Ying Xiong1, Sidi Li2, Yunmeng Bai3, Ting Chen1, Wenwen Sun1, Lijie Chen1, Jia Yu1, Liwei Sun1, Chijun Li1, Jiajian Wang4,5,6,7,8,9, Bo Wu1
  • 1Department of Dermatology, Shenzhen Maternity and Child Healthcare Hospital, Shenzhen 518028, China
  • 2Institute of Pathology and Southwest Cancer Center, Southwest Hospital, Army Medical University (Third Military Medical University), Chongqing 400038, China
  • 3Department of Nephrology, Shenzhen key Laboratory of Kidney Diseases, Shenzhen People’s Hospital, The First Affiliated Hospital, School of Medicine, Southern University of Science and Technology, Shenzhen 518055, Guangdong, China
  • 4Department of Pediatrics, The Seventh Affiliated Hospital, Sun Yat-Sen University, Shenzhen 518107, Guangdong, China
  • 5Scientific Research Center, The Seventh Affiliated Hospital, Sun Yat-Sen University, Shenzhen 518107, Guangdong, China
  • 6Clinical Laboratory Department of The Second Affiliated Hospital, School of Medicine, The Chinese University of Hong Kong, Shenzhen and Longgang District People’s Hospital of Shenzhen, Shenzhen 518172, China
  • 7Center for Energy Metabolism and Reproduction, Shenzhen Institute of Advanced Technology, Chinese Academy of Sciences, Shenzhen 518055, China
  • 8Shenzhen Institute of Advanced Technology, Chinese Academy of Sciences, Shenzhen 518055, China
  • 9Shenzhen Key Laboratory of Metabolic Health, Shenzhen 518055, China
Received: August 21, 2023Accepted: December 13, 2023Published: January 29, 2024

Copyright: © 2024 Xiong et al.

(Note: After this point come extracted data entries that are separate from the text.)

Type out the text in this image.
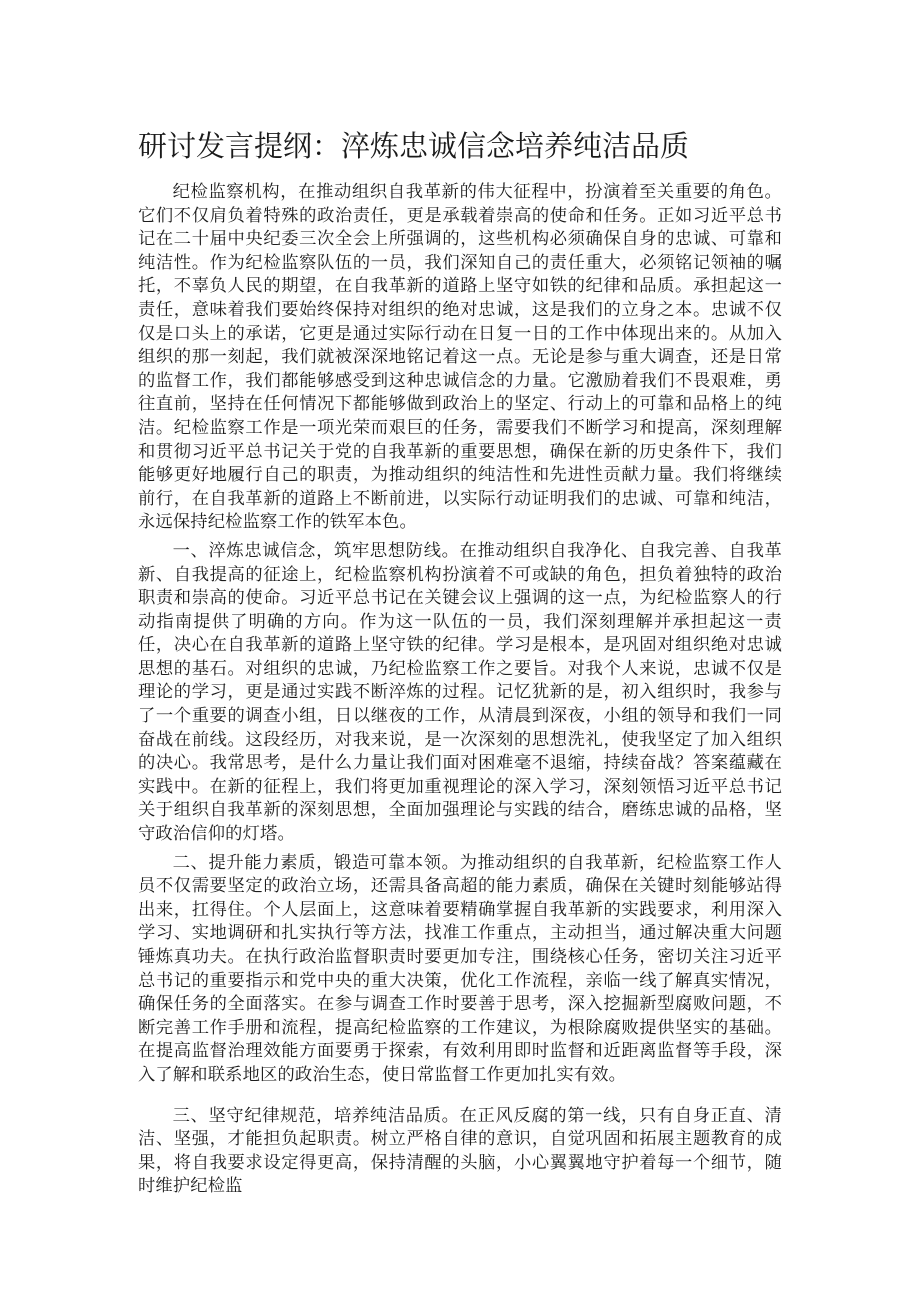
研讨发言提纲：淬炼忠诚信念培养纯洁品质

纪检监察机构，在推动组织自我革新的伟大征程中，扮演着至关重要的角色。它们不仅肩负着特殊的政治责任，更是承载着崇高的使命和任务。正如习近平总书记在二十届中央纪委三次全会上所强调的，这些机构必须确保自身的忠诚、可靠和纯洁性。作为纪检监察队伍的一员，我们深知自己的责任重大，必须铭记领袖的嘱托，不辜负人民的期望，在自我革新的道路上坚守如铁的纪律和品质。承担起这一责任，意味着我们要始终保持对组织的绝对忠诚，这是我们的立身之本。忠诚不仅仅是口头上的承诺，它更是通过实际行动在日复一日的工作中体现出来的。从加入组织的那一刻起，我们就被深深地铭记着这一点。无论是参与重大调查，还是日常的监督工作，我们都能够感受到这种忠诚信念的力量。它激励着我们不畏艰难，勇往直前，坚持在任何情况下都能够做到政治上的坚定、行动上的可靠和品格上的纯洁。纪检监察工作是一项光荣而艰巨的任务，需要我们不断学习和提高，深刻理解和贯彻习近平总书记关于党的自我革新的重要思想，确保在新的历史条件下，我们能够更好地履行自己的职责，为推动组织的纯洁性和先进性贡献力量。我们将继续前行，在自我革新的道路上不断前进，以实际行动证明我们的忠诚、可靠和纯洁，永远保持纪检监察工作的铁军本色。

一、淬炼忠诚信念，筑牢思想防线。在推动组织自我净化、自我完善、自我革新、自我提高的征途上，纪检监察机构扮演着不可或缺的角色，担负着独特的政治职责和崇高的使命。习近平总书记在关键会议上强调的这一点，为纪检监察人的行动指南提供了明确的方向。作为这一队伍的一员，我们深刻理解并承担起这一责任，决心在自我革新的道路上坚守铁的纪律。学习是根本，是巩固对组织绝对忠诚思想的基石。对组织的忠诚，乃纪检监察工作之要旨。对我个人来说，忠诚不仅是理论的学习，更是通过实践不断淬炼的过程。记忆犹新的是，初入组织时，我参与了一个重要的调查小组，日以继夜的工作，从清晨到深夜，小组的领导和我们一同奋战在前线。这段经历，对我来说，是一次深刻的思想洗礼，使我坚定了加入组织的决心。我常思考，是什么力量让我们面对困难毫不退缩，持续奋战？答案蕴藏在实践中。在新的征程上，我们将更加重视理论的深入学习，深刻领悟习近平总书记关于组织自我革新的深刻思想，全面加强理论与实践的结合，磨练忠诚的品格，坚守政治信仰的灯塔。

二、提升能力素质，锻造可靠本领。为推动组织的自我革新，纪检监察工作人员不仅需要坚定的政治立场，还需具备高超的能力素质，确保在关键时刻能够站得出来，扛得住。个人层面上，这意味着要精确掌握自我革新的实践要求，利用深入学习、实地调研和扎实执行等方法，找准工作重点，主动担当，通过解决重大问题锤炼真功夫。在执行政治监督职责时要更加专注，围绕核心任务，密切关注习近平总书记的重要指示和党中央的重大决策，优化工作流程，亲临一线了解真实情况，确保任务的全面落实。在参与调查工作时要善于思考，深入挖掘新型腐败问题，不断完善工作手册和流程，提高纪检监察的工作建议，为根除腐败提供坚实的基础。在提高监督治理效能方面要勇于探索，有效利用即时监督和近距离监督等手段，深入了解和联系地区的政治生态，使日常监督工作更加扎实有效。

三、坚守纪律规范，培养纯洁品质。在正风反腐的第一线，只有自身正直、清洁、坚强，才能担负起职责。树立严格自律的意识，自觉巩固和拓展主题教育的成果，将自我要求设定得更高，保持清醒的头脑，小心翼翼地守护着每一个细节，随时维护纪检监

This is an open access article distributed under the terms of the Creative Commons Attribution License (CC BY 4.0), which permits unrestricted use, distribution, and reproduction in any medium, provided the original author and source are credited.

Abstract

Psoriasis, a complex and recurrent chronic inflammatory skin disease involving various inflammatory cell types, requires effective cell communication to maintain the homeostatic balance of inflammation. However, patterns of communication at the single-cell level have not been systematically investigated. In this study, we employed social network analysis tools, pattern recognition, and manifold learning to compare molecular communication features between psoriasis cells and normal skin cells. Utilizing a process that facilitates the discovery of cell type-specific regulons, we analyzed internal regulatory networks among different cells in psoriasis. Advanced techniques for the quantitative detection of non-targeted proteins in pathological tissue sections were employed to demonstrate protein expression. Our findings revealed a synergistic interplay among the communication signals of immune cells in psoriasis. B-cells were activated, while Langerhans cells shifted into the primary signaling output mode to fulfill antigen presentation, mediating T-cell immunity. In contrast to normal skin cells, psoriasis cells shut down numerous signaling pathways, influencing the balance of skin cell renewal and differentiation. Additionally, we identified a significant number of active cell type-specific regulons of resident immune cells around the hair follicle. This study unveiled the molecular communication features of the hair follicle cell-psoriasis axis, showcasing its potential for therapeutic targeting at the single-cell level. By elucidating the pattern of immune cell communication in psoriasis and identifying new molecular features of the hair follicle cell-psoriasis axis, our findings present innovative strategies for drug targeting to enhance psoriasis treatment.